Le cinéma nippon est indéniablement empreint d’un genre particulier : le film d’animation. Un cinéma d’animation de grande qualité apparaît dans les années 1990, concurrençant sérieusement les productions américaines. Tokyo et Kyoto participent considérablement au développement de ce genre, Hayao Miyazaki et les studios Ghibli à Tokyo entre autres. Maître incontesté de la discipline, Miyazaki est le réalisateur japonais le plus célèbre à l’étranger. Né en 1941 à Tokyo, il entame une carrière comme intervalliste dans les célèbres studios d’animation Tōei, où sont créés les plus grands mangas nippons. Il y fait la connaissance d’Isao Takahata.
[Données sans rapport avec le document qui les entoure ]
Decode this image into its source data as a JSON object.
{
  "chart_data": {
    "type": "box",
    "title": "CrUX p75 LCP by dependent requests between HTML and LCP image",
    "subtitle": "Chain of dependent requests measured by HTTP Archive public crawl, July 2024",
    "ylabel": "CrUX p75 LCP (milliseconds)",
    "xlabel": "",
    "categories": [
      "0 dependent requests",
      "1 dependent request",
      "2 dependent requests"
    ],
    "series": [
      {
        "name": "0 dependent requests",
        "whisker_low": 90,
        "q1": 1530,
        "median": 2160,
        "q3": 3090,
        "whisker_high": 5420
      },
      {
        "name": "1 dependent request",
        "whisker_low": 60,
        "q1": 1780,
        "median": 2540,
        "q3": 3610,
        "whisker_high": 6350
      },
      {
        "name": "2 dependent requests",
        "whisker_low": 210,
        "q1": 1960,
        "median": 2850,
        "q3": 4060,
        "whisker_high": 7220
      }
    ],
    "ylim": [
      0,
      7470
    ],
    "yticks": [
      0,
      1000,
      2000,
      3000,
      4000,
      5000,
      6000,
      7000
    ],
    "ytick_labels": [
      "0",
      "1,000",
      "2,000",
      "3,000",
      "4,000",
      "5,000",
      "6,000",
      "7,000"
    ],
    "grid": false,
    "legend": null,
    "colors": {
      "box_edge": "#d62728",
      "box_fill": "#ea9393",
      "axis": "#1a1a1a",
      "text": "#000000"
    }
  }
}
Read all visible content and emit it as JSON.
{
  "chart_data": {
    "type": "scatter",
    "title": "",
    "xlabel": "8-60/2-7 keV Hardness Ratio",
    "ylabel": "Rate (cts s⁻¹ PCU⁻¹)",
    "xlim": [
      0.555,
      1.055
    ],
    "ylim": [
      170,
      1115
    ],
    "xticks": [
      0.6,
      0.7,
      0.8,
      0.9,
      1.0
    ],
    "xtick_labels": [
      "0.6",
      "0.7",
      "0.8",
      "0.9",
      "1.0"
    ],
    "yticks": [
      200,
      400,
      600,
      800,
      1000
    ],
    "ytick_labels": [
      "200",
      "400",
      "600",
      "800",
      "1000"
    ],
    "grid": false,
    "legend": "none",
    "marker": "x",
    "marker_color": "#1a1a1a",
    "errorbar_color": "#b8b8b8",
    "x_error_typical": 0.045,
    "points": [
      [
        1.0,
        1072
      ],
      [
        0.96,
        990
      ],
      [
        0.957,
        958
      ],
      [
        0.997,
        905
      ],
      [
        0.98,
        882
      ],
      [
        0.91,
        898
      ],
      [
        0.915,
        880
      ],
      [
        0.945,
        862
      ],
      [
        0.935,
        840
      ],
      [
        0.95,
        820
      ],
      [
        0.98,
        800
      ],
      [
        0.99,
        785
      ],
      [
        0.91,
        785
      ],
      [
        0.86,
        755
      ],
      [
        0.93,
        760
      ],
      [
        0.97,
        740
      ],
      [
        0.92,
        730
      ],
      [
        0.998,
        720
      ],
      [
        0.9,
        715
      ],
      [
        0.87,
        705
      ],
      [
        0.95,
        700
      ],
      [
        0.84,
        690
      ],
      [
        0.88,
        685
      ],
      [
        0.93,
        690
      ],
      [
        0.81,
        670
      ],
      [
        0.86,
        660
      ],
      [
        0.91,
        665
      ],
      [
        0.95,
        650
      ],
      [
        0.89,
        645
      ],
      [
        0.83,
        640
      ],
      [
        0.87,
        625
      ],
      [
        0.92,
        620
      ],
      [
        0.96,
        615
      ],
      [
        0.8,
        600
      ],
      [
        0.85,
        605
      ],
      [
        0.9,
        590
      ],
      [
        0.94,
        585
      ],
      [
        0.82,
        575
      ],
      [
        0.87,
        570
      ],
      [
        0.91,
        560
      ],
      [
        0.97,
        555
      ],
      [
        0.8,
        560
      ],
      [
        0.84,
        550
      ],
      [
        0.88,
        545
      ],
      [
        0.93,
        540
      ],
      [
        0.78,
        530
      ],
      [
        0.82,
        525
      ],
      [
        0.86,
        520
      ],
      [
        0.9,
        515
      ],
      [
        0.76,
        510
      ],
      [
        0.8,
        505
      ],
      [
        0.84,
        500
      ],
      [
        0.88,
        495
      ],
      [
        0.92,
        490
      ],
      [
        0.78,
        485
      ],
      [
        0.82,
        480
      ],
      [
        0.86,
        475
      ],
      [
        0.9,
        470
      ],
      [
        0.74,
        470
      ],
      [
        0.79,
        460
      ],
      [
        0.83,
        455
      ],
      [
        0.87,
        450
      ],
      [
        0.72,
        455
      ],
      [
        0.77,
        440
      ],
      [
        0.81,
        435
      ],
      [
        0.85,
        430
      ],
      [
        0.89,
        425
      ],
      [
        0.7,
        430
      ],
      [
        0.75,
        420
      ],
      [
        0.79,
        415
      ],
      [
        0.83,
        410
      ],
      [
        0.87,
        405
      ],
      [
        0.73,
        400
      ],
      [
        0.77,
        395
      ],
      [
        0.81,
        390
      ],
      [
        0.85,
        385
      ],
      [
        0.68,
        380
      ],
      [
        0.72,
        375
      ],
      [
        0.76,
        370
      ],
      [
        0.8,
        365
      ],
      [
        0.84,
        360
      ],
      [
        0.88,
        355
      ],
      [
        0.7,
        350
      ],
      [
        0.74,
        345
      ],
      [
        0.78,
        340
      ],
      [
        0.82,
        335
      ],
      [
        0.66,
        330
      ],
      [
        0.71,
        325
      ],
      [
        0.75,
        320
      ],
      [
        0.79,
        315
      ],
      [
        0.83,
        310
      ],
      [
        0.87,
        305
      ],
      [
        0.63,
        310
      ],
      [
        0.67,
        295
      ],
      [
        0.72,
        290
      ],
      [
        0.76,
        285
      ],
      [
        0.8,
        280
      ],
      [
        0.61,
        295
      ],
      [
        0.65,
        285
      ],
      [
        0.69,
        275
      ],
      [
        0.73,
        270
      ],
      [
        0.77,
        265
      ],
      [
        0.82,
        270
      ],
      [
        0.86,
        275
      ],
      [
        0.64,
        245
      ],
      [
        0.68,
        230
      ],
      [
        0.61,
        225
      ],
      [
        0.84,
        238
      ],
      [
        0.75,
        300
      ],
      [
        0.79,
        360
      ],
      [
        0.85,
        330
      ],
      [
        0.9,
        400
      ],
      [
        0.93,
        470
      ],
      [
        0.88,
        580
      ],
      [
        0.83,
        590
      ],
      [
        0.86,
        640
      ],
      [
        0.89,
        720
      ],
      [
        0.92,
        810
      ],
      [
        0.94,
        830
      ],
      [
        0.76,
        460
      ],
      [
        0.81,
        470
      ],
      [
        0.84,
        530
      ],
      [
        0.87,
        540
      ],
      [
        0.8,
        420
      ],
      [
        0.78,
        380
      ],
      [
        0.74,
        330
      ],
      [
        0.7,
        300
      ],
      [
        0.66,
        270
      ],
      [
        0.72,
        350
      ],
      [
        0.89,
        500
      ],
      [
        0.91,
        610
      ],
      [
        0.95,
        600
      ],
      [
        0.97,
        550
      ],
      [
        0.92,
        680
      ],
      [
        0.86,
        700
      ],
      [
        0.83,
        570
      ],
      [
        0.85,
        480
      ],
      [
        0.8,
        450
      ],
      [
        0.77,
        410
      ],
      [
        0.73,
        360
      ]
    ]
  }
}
Ils signent leur premier long-métrage, Le Château de Cagliostro, en 1979. Non seulement ce film rencontre un grand succès à sa sortie mais demeure encore aujourd’hui l’un des classiques du genre. En 1985, Miyazaki et Takahata montent leurs propres studios, les studios Ghibli, un laboratoire d’idées où est produit ce qui se fait de mieux en matière de mangas et de films d’animation. Les studios Ghibli produisent des chefs-d’œuvres d’animation comme Le Château dans le ciel, Princesse Mononoké ou Le Voyage de Chihiro qui font des millions d’entrées dans le monde entier, sans parler de leur immense succès au Japon. Kyoto de son côté, voit naître les studios KyoAni (abréviation de Kyoto Animation) en 1981. Sous l’initiative de la productrice Yoko Hatta, le studio travaille d’abord en post-production ou en co-production avec d’autres enseignes comme Sunrise ou les studios Ghibli (notamment sur le dessin animé Kiki la petite sorcière). C’est avec le dessin animé Munto, en 2003, que KyoAni commence ses propres productions. Trois ans plus tard, le studio gagne en notoriété grâce à la série La Mélancolie de Haruhi Suzumiya relatant les aventures de deux jeunes lycéens fascinés par les phénomènes paranormaux. Parmi les dernières sorties du studio, on retrouve A Silent Voice (2016) ou encore Liz et l’oiseau bleu (2018).

À l’international

La culture nippone n’en finit pas de fasciner les réalisateurs et producteurs du monde entier. Encore une fois, Tokyo et Kyoto se retrouvent au cœur de nombreuses œuvres, qu’elles soient indépendantes ou à gros budget. Voici un petit tour d’horizon des plus célèbres d’entre elles. À commencer par Yakuza de Sydney Pollack, sorti en 1974. Cette œuvre, maintenant devenue culte, inspire de nombreux films dont Kill Bill (2003) de Quentin Tarantino. Ce film en deux volumes raconte la quête vengeresse d’une mariée (Uma Thurman) qu’on a tenté d’assassiner le jour de ses noces. Son périple la mène au Japon, à Tokyo. Tarantino, inspiré par le restaurant Gonpachi Nishiazabu à Tokyo, décide de l’utiliser comme décor pour l’une des scènes les plus spectaculaires du film. En 2005, le magnifique Mémoire d’une geisha nous transporte à Kyoto. Cette œuvre délicate de Rob Marshall raconte l’histoire de Chiyo, jeune Japonaise aux yeux bleus et de sa vie de geisha, de son apprentissage à son apogée. Bien que se déroulant au Japon, le film est tourné presque intégralement en Californie, à l’exception de quelques scènes tournées à Kyoto (entre autres au sanctuaire Fushimi Inari Taisha, au temple Kiyomizu-Dera ainsi qu’à celui de Yoshimine-Dera). Un an plus tard, le réalisateur mexicain Alejandro González Iñárritu passe par Tokyo pour les besoins du dramatique Babel. En 2008, trois réalisateurs renommés (les Français Michel Gondry et Leos Carax ainsi que le Coréen Bong Joon-Ho) s’associent pour sortir le très beau Tokyo! Ce film composé de trois courts-métrages se déroulant tous dans la ville de Tokyo, reçoit une nomination au Festival de Cannes dans la catégorie « Un certain regard » et remporte le prix Titra film au Festival international du film fantastique de Neuchâtel. N’oublions pas des films à succès comme Lost in Translation (2003) de Sofia Coppola, où tout ce qu’il y a de plus pittoresque et folklorique dans la culture japonaise sert de décor à une chaste histoire d’amour entre Bill Murray et Scarlett Johansson ; le blockbuster Fast and Furious : Tokyo Drift ainsi que le délicat Tokyo Fiancée de Stefan Liberski.